Vroege geschiedenis[bewerken | brontekst bewerken]

De plaats waar het fort van Petrovaradin staat, kende al zeer lang geleden een nederzetting. Tijdens recent archeologisch onderzoek zijn overblijfselen uit het paleolithicum ontdekt die stammen uit de periode 19.000 tot 15.000 voor Christus. Tijdens opgravingen in 2005 werden wallen ontdekt uit de vroege bronstijd (circa 3000 voor Christus), waarmee aangetoond werd dat reeds op dat moment een versterkte nederzetting bestond in Petrovaradin.

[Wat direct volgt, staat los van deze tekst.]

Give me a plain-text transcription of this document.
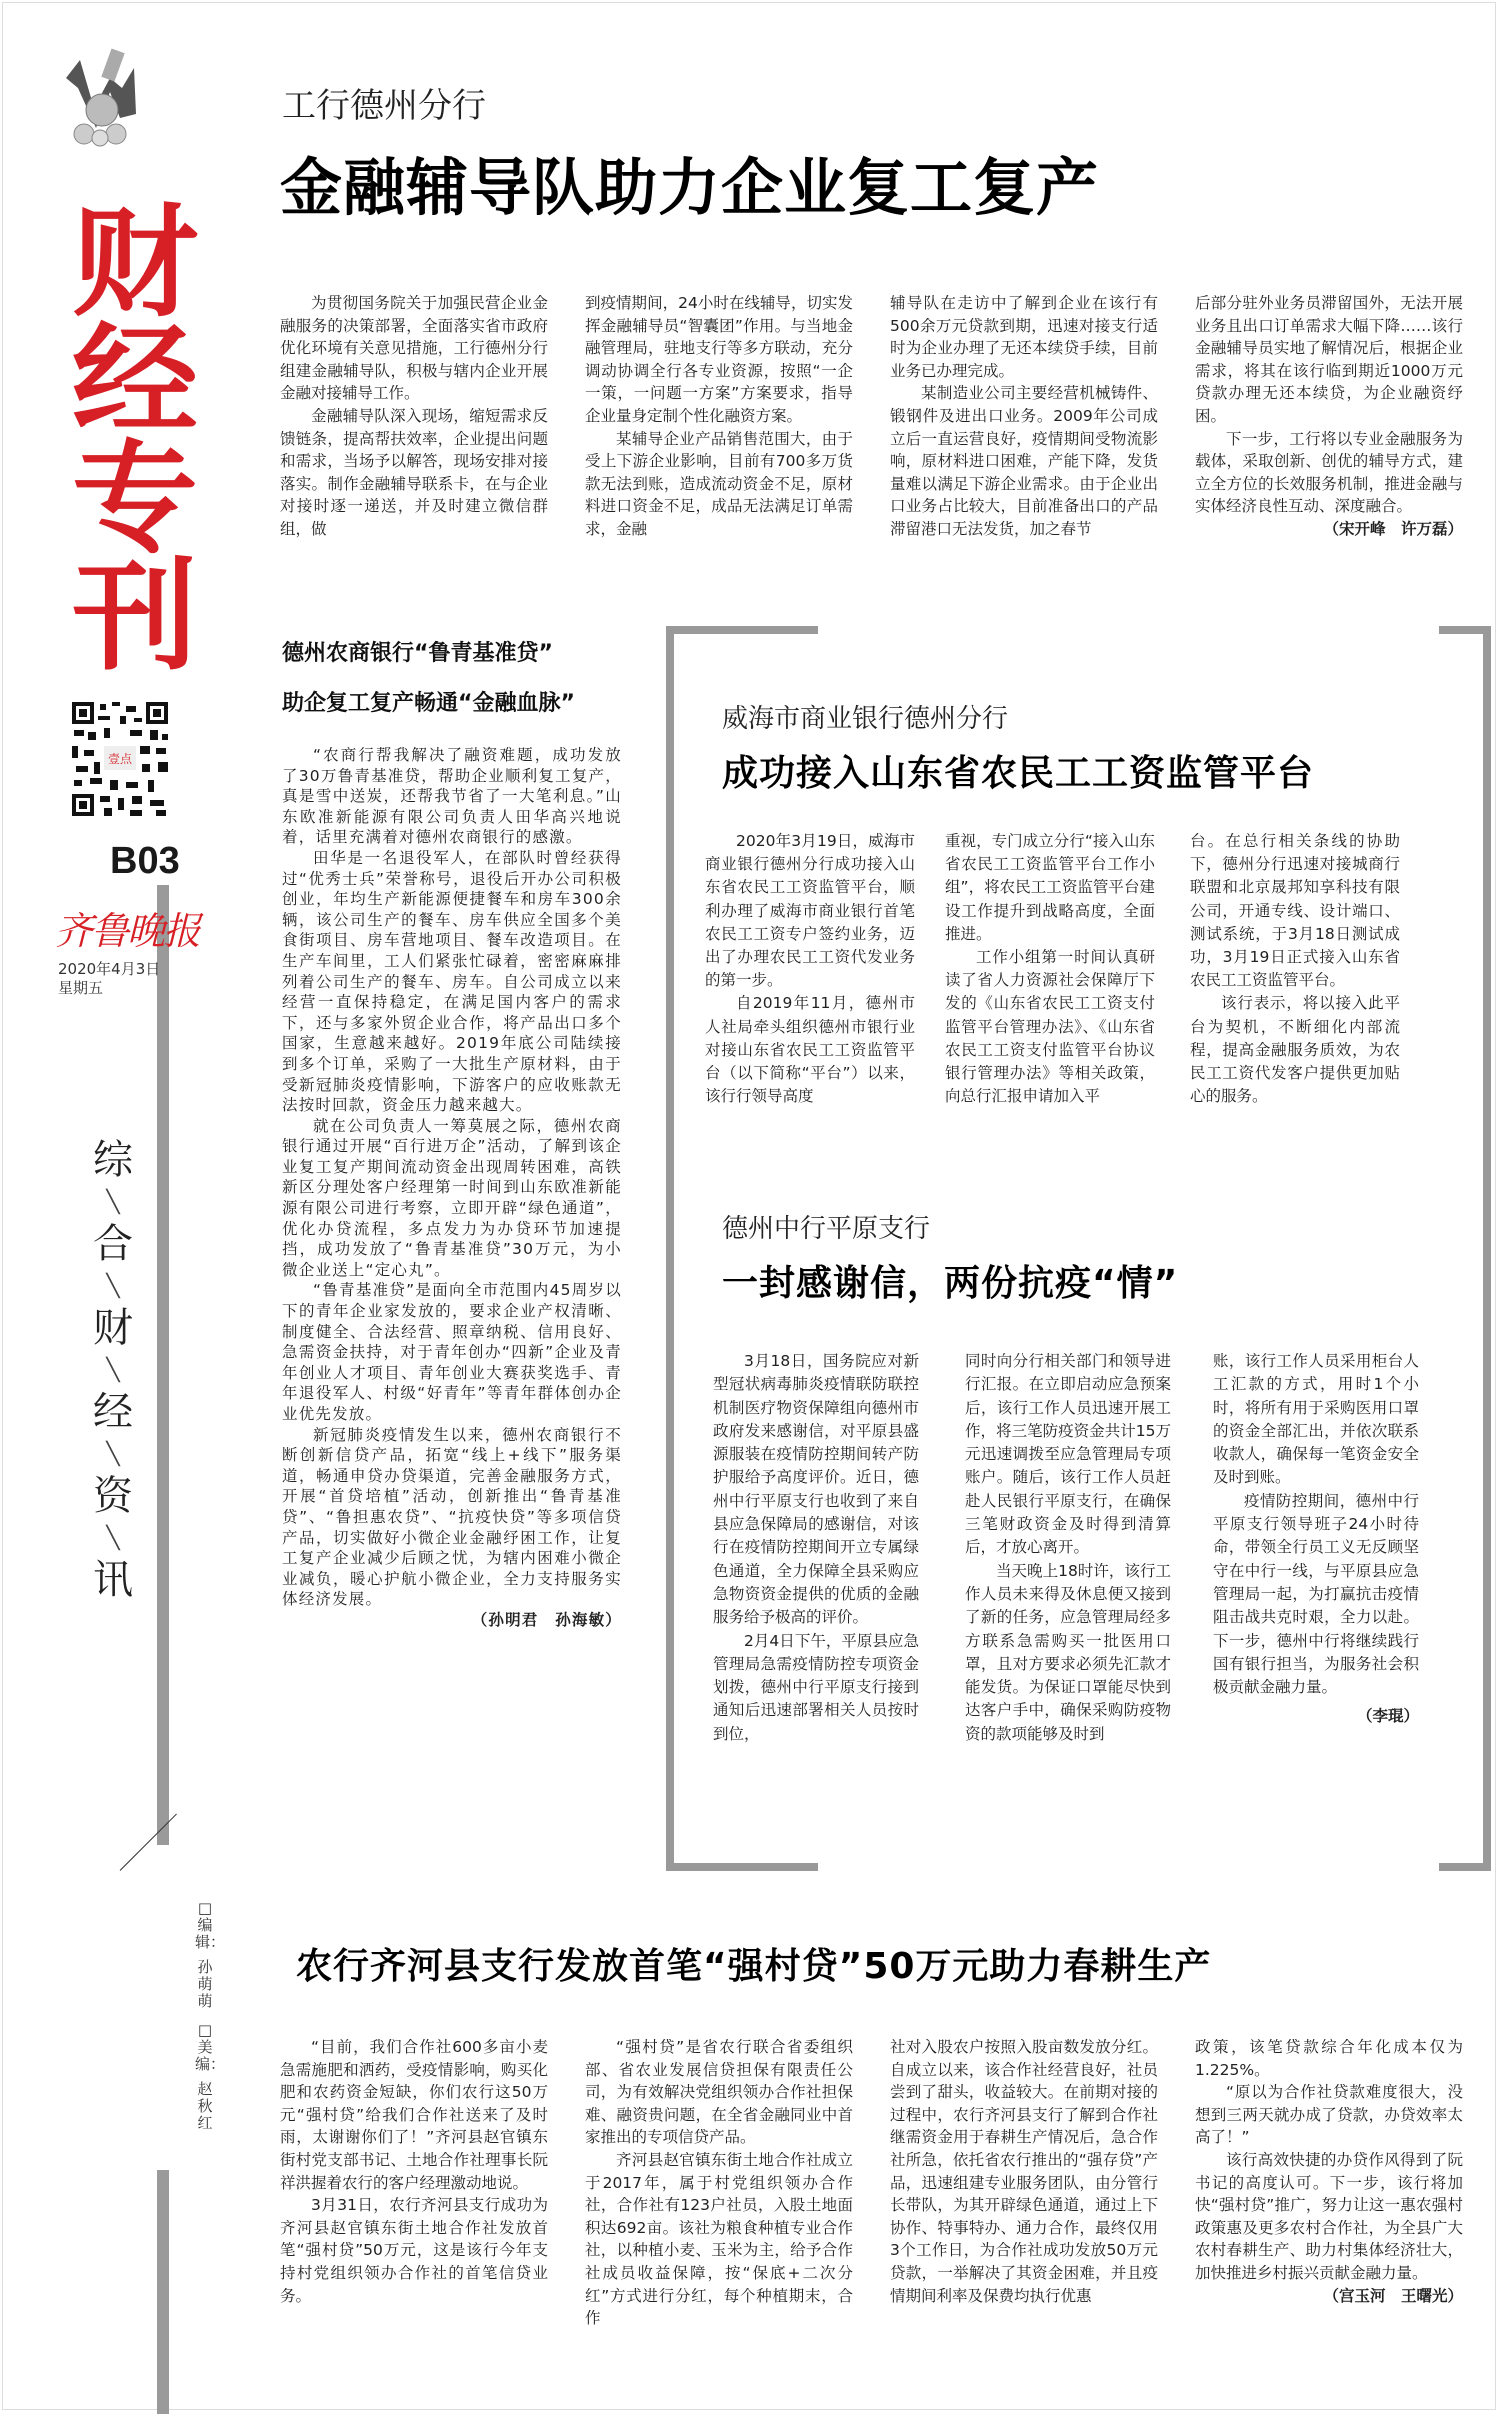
财
经
专
刊
壹点
B03
齐鲁晚报
2020年4月3日
星期五
综
╲
合
╲
财
╲
经
╲
资
╲
讯
□编辑：
孙萌萌
□美编：
赵秋红
工行德州分行
金融辅导队助力企业复工复产

为贯彻国务院关于加强民营企业金融服务的决策部署，全面落实省市政府优化环境有关意见措施，工行德州分行组建金融辅导队，积极与辖内企业开展金融对接辅导工作。

金融辅导队深入现场，缩短需求反馈链条，提高帮扶效率，企业提出问题和需求，当场予以解答，现场安排对接落实。制作金融辅导联系卡，在与企业对接时逐一递送，并及时建立微信群组，做

到疫情期间，24小时在线辅导，切实发挥金融辅导员“智囊团”作用。与当地金融管理局，驻地支行等多方联动，充分调动协调全行各专业资源，按照“一企一策，一问题一方案”方案要求，指导企业量身定制个性化融资方案。

某辅导企业产品销售范围大，由于受上下游企业影响，目前有700多万货款无法到账，造成流动资金不足，原材料进口资金不足，成品无法满足订单需求，金融

辅导队在走访中了解到企业在该行有500余万元贷款到期，迅速对接支行适时为企业办理了无还本续贷手续，目前业务已办理完成。

某制造业公司主要经营机械铸件、锻钢件及进出口业务。2009年公司成立后一直运营良好，疫情期间受物流影响，原材料进口困难，产能下降，发货量难以满足下游企业需求。由于企业出口业务占比较大，目前准备出口的产品滞留港口无法发货，加之春节

后部分驻外业务员滞留国外，无法开展业务且出口订单需求大幅下降……该行金融辅导员实地了解情况后，根据企业需求，将其在该行临到期近1000万元贷款办理无还本续贷，为企业融资纾困。

下一步，工行将以专业金融服务为载体，采取创新、创优的辅导方式，建立全方位的长效服务机制，推进金融与实体经济良性互动、深度融合。

（宋开峰　许万磊）

德州农商银行“鲁青基准贷”
助企复工复产畅通“金融血脉”

“农商行帮我解决了融资难题，成功发放了30万鲁青基准贷，帮助企业顺利复工复产，真是雪中送炭，还帮我节省了一大笔利息。”山东欧准新能源有限公司负责人田华高兴地说着，话里充满着对德州农商银行的感激。

田华是一名退役军人，在部队时曾经获得过“优秀士兵”荣誉称号，退役后开办公司积极创业，年均生产新能源便捷餐车和房车300余辆，该公司生产的餐车、房车供应全国多个美食街项目、房车营地项目、餐车改造项目。在生产车间里，工人们紧张忙碌着，密密麻麻排列着公司生产的餐车、房车。自公司成立以来经营一直保持稳定，在满足国内客户的需求下，还与多家外贸企业合作，将产品出口多个国家，生意越来越好。2019年底公司陆续接到多个订单，采购了一大批生产原材料，由于受新冠肺炎疫情影响，下游客户的应收账款无法按时回款，资金压力越来越大。

就在公司负责人一筹莫展之际，德州农商银行通过开展“百行进万企”活动，了解到该企业复工复产期间流动资金出现周转困难，高铁新区分理处客户经理第一时间到山东欧准新能源有限公司进行考察，立即开辟“绿色通道”，优化办贷流程，多点发力为办贷环节加速提挡，成功发放了“鲁青基准贷”30万元，为小微企业送上“定心丸”。

“鲁青基准贷”是面向全市范围内45周岁以下的青年企业家发放的，要求企业产权清晰、制度健全、合法经营、照章纳税、信用良好、急需资金扶持，对于青年创办“四新”企业及青年创业人才项目、青年创业大赛获奖选手、青年退役军人、村级“好青年”等青年群体创办企业优先发放。

新冠肺炎疫情发生以来，德州农商银行不断创新信贷产品，拓宽“线上+线下”服务渠道，畅通申贷办贷渠道，完善金融服务方式，开展“首贷培植”活动，创新推出“鲁青基准贷”、“鲁担惠农贷”、“抗疫快贷”等多项信贷产品，切实做好小微企业金融纾困工作，让复工复产企业减少后顾之忧，为辖内困难小微企业减负，暖心护航小微企业，全力支持服务实体经济发展。

（孙明君　孙海敏）

威海市商业银行德州分行
成功接入山东省农民工工资监管平台

2020年3月19日，威海市商业银行德州分行成功接入山东省农民工工资监管平台，顺利办理了威海市商业银行首笔农民工工资专户签约业务，迈出了办理农民工工资代发业务的第一步。

自2019年11月，德州市人社局牵头组织德州市银行业对接山东省农民工工资监管平台（以下简称“平台”）以来，该行行领导高度

重视，专门成立分行“接入山东省农民工工资监管平台工作小组”，将农民工工资监管平台建设工作提升到战略高度，全面推进。

工作小组第一时间认真研读了省人力资源社会保障厅下发的《山东省农民工工资支付监管平台管理办法》、《山东省农民工工资支付监管平台协议银行管理办法》等相关政策，向总行汇报申请加入平

台。在总行相关条线的协助下，德州分行迅速对接城商行联盟和北京晟邦知享科技有限公司，开通专线、设计端口、测试系统，于3月18日测试成功，3月19日正式接入山东省农民工工资监管平台。

该行表示，将以接入此平台为契机，不断细化内部流程，提高金融服务质效，为农民工工资代发客户提供更加贴心的服务。

德州中行平原支行
一封感谢信，两份抗疫“情”

3月18日，国务院应对新型冠状病毒肺炎疫情联防联控机制医疗物资保障组向德州市政府发来感谢信，对平原县盛源服装在疫情防控期间转产防护服给予高度评价。近日，德州中行平原支行也收到了来自县应急保障局的感谢信，对该行在疫情防控期间开立专属绿色通道，全力保障全县采购应急物资资金提供的优质的金融服务给予极高的评价。

2月4日下午，平原县应急管理局急需疫情防控专项资金划拨，德州中行平原支行接到通知后迅速部署相关人员按时到位，

同时向分行相关部门和领导进行汇报。在立即启动应急预案后，该行工作人员迅速开展工作，将三笔防疫资金共计15万元迅速调拨至应急管理局专项账户。随后，该行工作人员赶赴人民银行平原支行，在确保三笔财政资金及时得到清算后，才放心离开。

当天晚上18时许，该行工作人员未来得及休息便又接到了新的任务，应急管理局经多方联系急需购买一批医用口罩，且对方要求必须先汇款才能发货。为保证口罩能尽快到达客户手中，确保采购防疫物资的款项能够及时到

账，该行工作人员采用柜台人工汇款的方式，用时1个小时，将所有用于采购医用口罩的资金全部汇出，并依次联系收款人，确保每一笔资金安全及时到账。

疫情防控期间，德州中行平原支行领导班子24小时待命，带领全行员工义无反顾坚守在中行一线，与平原县应急管理局一起，为打赢抗击疫情阻击战共克时艰，全力以赴。下一步，德州中行将继续践行国有银行担当，为服务社会积极贡献金融力量。

（李琨）

农行齐河县支行发放首笔“强村贷”50万元助力春耕生产

“目前，我们合作社600多亩小麦急需施肥和洒药，受疫情影响，购买化肥和农药资金短缺，你们农行这50万元“强村贷”给我们合作社送来了及时雨，太谢谢你们了！”齐河县赵官镇东街村党支部书记、土地合作社理事长阮祥洪握着农行的客户经理激动地说。

3月31日，农行齐河县支行成功为齐河县赵官镇东街土地合作社发放首笔“强村贷”50万元，这是该行今年支持村党组织领办合作社的首笔信贷业务。

“强村贷”是省农行联合省委组织部、省农业发展信贷担保有限责任公司，为有效解决党组织领办合作社担保难、融资贵问题，在全省金融同业中首家推出的专项信贷产品。

齐河县赵官镇东街土地合作社成立于2017年，属于村党组织领办合作社，合作社有123户社员，入股土地面积达692亩。该社为粮食种植专业合作社，以种植小麦、玉米为主，给予合作社成员收益保障，按“保底+二次分红”方式进行分红，每个种植期末，合作

社对入股农户按照入股亩数发放分红。自成立以来，该合作社经营良好，社员尝到了甜头，收益较大。在前期对接的过程中，农行齐河县支行了解到合作社继需资金用于春耕生产情况后，急合作社所急，依托省农行推出的“强存贷”产品，迅速组建专业服务团队，由分管行长带队，为其开辟绿色通道，通过上下协作、特事特办、通力合作，最终仅用3个工作日，为合作社成功发放50万元贷款，一举解决了其资金困难，并且疫情期间利率及保费均执行优惠

政策，该笔贷款综合年化成本仅为1.225%。

“原以为合作社贷款难度很大，没想到三两天就办成了贷款，办贷效率太高了！”

该行高效快捷的办贷作风得到了阮书记的高度认可。下一步，该行将加快“强村贷”推广，努力让这一惠农强村政策惠及更多农村合作社，为全县广大农村春耕生产、助力村集体经济壮大，加快推进乡村振兴贡献金融力量。

（宫玉河　王曙光）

De eerste grotere versterkingen werden gerealiseerd met de komst van de Romeinen, die de vesting Cusum bouwden als deel van de Donaulimes. Het keerpunt in de geschiedenis van het gebied kwam in 1235 na Christus, toen koning Béla IV van Hongarije een groep van de Orde van de Cisterciënzers vanuit Frankrijk liet komen. Deze orde van monniken stichtte het klooster Belakut op de resten van de Romeinse fort van Cusum. De muren van dit klooster werden gebouwd tussen 1247 en 1252 en vertegenwoordigen de vestingwerken op deze plaats tijdens de Middeleeuwen.

Ondanks versterkingen vanwege de dreiging van een invasie, viel de vesting na een twee weken durende belegering in 1526 in handen van de Turken.

Oostenrijks-Turkse oorlogen[bewerken | brontekst bewerken]

Een gravure uit 1821

Het Oostenrijkse leger nam Petrovaradin na 150 jaar Turkse controle in tijdens de Grote Turkse Oorlog in 1687. De Oostenrijkers begonnen de oude vesting af te breken en nieuwe versterkingen te bouwen op basis van de normen van die tijd. De eerste plannen voor het fort werden ontworpen door ingenieur Kolonel Graaf Mathias Keyserfeld, en daarna door Graaf Luigi Ferdinando Marsigli. De werken werden geleid door ingenieur Kolonel Michael Wamberg, die in 1703 stierf en werd begraven in de kerk van het franciscaner klooster, dat tegenwoordig dienstdoet als onderdeel van het militair hospitaal.

Op 9 september 1694 kwam de Ottomaanse grootvizier Sürmeli Ali Paşa vanuit Belgrado aan bij het fort. Een belegering van 23 dagen volgde, maar de slechte weersomstandigheden in oktober dwong de Turkse troepen zich onverrichter zake terug te trekken in de richting van Belgrado.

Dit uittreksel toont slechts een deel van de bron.